Capítulo único - Curiosidade + gentileza = mal entendido

Seria uma tarde como as outras se Itachi não tivesse feito diferente. Como uma simples fruta poderia criar uma briga?

Itachi aproveitou a distração de Kaoru para observá-la um instante. Fazia meses que a garota sentava em algum canto de seu local de treinamento e ficava ali até que ele terminasse. No começo, tentou enxotá-la, mas grosseria não era um traço de sua personalidade, por isso quando na tentativa ganhou uma réplica enviesada, achou por bem deixar para lá. Uma hora, ela desistiria. Só que não.

Ele procurava entender o motivo de sua presença. Segundo a Uzumaki se tratava de assistir seu treinamento. No entanto, Itachi nem se lembrava mais da última vez que ela havia prestado atenção.

Kaoru fazia um mundo de coisas, menos observá-lo. Rabiscava num caderno que carregava como se fosse parte do próprio corpo, olhava a movimentação dos animais, analisava as folhas e flores que às vezes caíam ao seu lado, levantava o nariz farejando o ar como um cachorro, e dormia. Dormia muito! Vez ou outra acordava assustada depois de se perceber escorregando em direção ao chão ou reclamava um miado quando um inseto zumbia em seu ouvido.

Itachi estava acostumado com meninas lhe seguindo, gritos e toda aquela histeria que para ele não fazia o menor sentido. Não com uma que teoricamente estava ali para vê-lo, mas terminava roncando de boca aberta. Ele a achava esquisita, de um jeito que nenhuma outra palavra além dessa conseguia dizer quem ela era.

Ele percebeu que Kaoru cantarolava. Ela sempre cantava quando desenhava. E seus desenhos eram horríveis. Itachi constatou isso num dia em que o vento abriu as páginas do caderno enquanto ela dormia. A curiosidade o levou a olhar os rabiscos de vez em quando, e ele se impressionou ao descobrir que de alguma forma, ela fazia mapas muito bons.

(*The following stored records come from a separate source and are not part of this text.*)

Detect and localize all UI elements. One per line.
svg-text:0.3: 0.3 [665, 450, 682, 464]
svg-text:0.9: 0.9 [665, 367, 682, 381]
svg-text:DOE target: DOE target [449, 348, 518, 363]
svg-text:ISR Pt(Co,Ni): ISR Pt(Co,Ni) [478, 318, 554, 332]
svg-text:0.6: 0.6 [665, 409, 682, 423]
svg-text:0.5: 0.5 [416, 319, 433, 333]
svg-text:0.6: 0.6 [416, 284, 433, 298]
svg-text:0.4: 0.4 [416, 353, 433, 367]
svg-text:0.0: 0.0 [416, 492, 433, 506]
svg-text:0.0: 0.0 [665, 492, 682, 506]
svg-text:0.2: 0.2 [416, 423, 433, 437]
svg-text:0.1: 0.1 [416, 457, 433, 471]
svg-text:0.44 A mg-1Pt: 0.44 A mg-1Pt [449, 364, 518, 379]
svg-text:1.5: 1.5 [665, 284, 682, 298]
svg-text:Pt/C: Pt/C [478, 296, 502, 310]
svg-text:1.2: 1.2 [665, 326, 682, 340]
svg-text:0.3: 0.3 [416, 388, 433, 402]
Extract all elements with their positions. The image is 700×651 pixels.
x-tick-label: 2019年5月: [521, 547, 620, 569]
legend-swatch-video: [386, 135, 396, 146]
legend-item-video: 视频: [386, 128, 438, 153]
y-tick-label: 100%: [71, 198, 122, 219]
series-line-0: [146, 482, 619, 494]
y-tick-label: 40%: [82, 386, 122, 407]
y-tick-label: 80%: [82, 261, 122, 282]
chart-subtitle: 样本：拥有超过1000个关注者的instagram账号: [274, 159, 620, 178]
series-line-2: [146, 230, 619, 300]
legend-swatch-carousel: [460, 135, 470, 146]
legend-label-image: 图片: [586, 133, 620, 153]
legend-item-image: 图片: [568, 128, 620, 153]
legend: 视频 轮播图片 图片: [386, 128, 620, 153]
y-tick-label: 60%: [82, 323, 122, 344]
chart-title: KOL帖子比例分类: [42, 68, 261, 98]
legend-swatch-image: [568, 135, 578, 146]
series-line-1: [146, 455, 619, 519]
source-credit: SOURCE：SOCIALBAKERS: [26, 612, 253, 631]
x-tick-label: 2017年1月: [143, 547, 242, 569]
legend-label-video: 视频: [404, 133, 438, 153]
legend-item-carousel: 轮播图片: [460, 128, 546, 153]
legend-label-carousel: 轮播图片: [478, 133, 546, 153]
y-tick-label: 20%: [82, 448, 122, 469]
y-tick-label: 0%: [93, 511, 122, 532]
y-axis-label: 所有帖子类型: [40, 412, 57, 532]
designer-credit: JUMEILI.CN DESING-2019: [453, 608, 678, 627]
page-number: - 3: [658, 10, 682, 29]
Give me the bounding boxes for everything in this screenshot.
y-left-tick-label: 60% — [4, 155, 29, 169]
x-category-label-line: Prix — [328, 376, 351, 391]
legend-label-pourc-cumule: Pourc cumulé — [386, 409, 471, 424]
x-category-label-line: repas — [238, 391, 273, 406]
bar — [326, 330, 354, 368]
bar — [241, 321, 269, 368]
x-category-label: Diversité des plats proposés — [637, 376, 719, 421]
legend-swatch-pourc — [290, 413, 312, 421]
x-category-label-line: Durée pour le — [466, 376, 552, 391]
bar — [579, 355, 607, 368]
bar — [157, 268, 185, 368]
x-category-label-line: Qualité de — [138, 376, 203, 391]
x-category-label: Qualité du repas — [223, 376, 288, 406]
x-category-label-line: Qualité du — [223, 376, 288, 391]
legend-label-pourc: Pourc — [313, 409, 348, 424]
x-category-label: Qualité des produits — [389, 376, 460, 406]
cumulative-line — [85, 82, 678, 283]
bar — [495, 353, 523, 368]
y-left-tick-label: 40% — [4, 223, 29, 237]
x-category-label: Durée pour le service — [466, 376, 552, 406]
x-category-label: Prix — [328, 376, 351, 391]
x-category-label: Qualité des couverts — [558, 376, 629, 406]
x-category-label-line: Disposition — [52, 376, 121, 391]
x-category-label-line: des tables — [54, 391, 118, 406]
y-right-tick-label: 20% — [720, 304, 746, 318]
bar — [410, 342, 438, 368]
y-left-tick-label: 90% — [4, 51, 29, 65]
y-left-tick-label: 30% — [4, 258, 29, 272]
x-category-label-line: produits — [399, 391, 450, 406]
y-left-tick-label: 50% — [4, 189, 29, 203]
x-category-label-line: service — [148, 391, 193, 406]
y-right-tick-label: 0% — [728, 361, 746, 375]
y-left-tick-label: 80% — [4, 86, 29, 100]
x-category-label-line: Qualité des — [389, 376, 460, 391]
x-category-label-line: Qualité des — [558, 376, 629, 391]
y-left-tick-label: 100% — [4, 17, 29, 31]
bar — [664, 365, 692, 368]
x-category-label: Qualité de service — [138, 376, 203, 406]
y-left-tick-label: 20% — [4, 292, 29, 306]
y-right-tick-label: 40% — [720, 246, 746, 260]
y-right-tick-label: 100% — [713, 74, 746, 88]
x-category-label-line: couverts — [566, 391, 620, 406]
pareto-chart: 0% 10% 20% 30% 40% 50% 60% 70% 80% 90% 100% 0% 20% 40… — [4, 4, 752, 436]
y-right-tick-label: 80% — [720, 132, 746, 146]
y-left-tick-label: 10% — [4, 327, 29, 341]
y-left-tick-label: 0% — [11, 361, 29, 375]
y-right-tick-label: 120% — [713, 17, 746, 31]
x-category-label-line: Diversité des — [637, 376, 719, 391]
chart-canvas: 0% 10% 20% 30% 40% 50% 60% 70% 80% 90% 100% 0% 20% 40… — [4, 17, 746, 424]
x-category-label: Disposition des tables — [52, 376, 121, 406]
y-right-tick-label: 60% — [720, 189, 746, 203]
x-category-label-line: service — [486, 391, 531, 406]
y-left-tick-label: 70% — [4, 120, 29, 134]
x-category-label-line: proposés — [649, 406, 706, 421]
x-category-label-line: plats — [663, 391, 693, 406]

Balançou a cabeça espantando os pensamentos, perder tempo com aquela garota não lhe traria nada de interessante. Era melhor continuar ignorando-a até que o milagre de sumir de sua vida acontecesse, assim poderia parar de se preocupar em deixá-la sozinha. Afinal, sabe-se lá o que diabos sucederia com aquela criatura se a largasse cochilando no meio da floresta. E se um urso quisesse comê-la? O faria numa bocada e só sobraria o cabelo para contar história. Mas se o urso gostasse de comer cabelo?

Itachi apertou os olhos com força enxotando as imagens de sua imaginação. Sabia que permiti-la correr frouxa lhe perturbaria um monte. Mantê-la quietinha era mais saudável.

Sentiu o estômago roncar, percebendo que horas eram. O horizonte se tornava laranja de pouquinho a pouquinho e uma ponta de um azul mais escuro começava a tingir o leste do céu, a lua brilhava seu branco com marcas marrons e uma estrela-planeta reinava soberana enquanto suas irmãs não davam o ar da graça.

Olhou para Kaoru se perguntando se ela também estaria com fome. Não poderia simplesmente comer e deixá-la a míngua, seria uma falta de educação imensa. Varreu o campo, procurando uma solução e a avistou na frondosa macieira a poucos metros. Calculou a distância e o local da queda. A maçã cairia no solo e com o impacto rolaria o suficiente para alcançar a mão esquerda de Kaoru.

Lançou a kunai, que rompeu com maestria o vínculo entre a árvore e a fruta, e observou esta cumprir a trajetória traçada em sua mente, vendo seu plano falhar quando Kaoru inclinou a cabeça para o lado amortecendo o encontro da maçã com o solo.

Ela chiou irritada, esfregando o local da pancada e logo encontrando o que a causara. Encarou os galhos acima de si por um instante, limpou o fruto na yukata turquesa e mordeu, voltando a rabiscar seu caderno.

Itachi suspirou aliviado e deu as costas em busca de seu próprio alimento. De repente, sentiu a oscilação no ar e o som de algo o rompendo. Virou-se visualizando um borrão vermelho, que não atingiu seu rosto devido à destreza em pará-lo com a mão.

— Acha que sou idiota de não perceber o corte de uma lâmina?! — gritou e mais alto completou. — Imbecil, estúpido!

Ele a assistiu juntar suas coisas e partir resmungando. Permaneceu empacado piscando seus olhos redondos em seu rosto abobado, concluindo que subestimá-la fora uma péssima ideia. Fitou a marca da mordida entre pensamentos e ausência deles até o guincho de uma águia lhe roubar a atenção. Itachi percebeu que já era noite e voltando para casa amenizou a fome com um pedaço da fruta.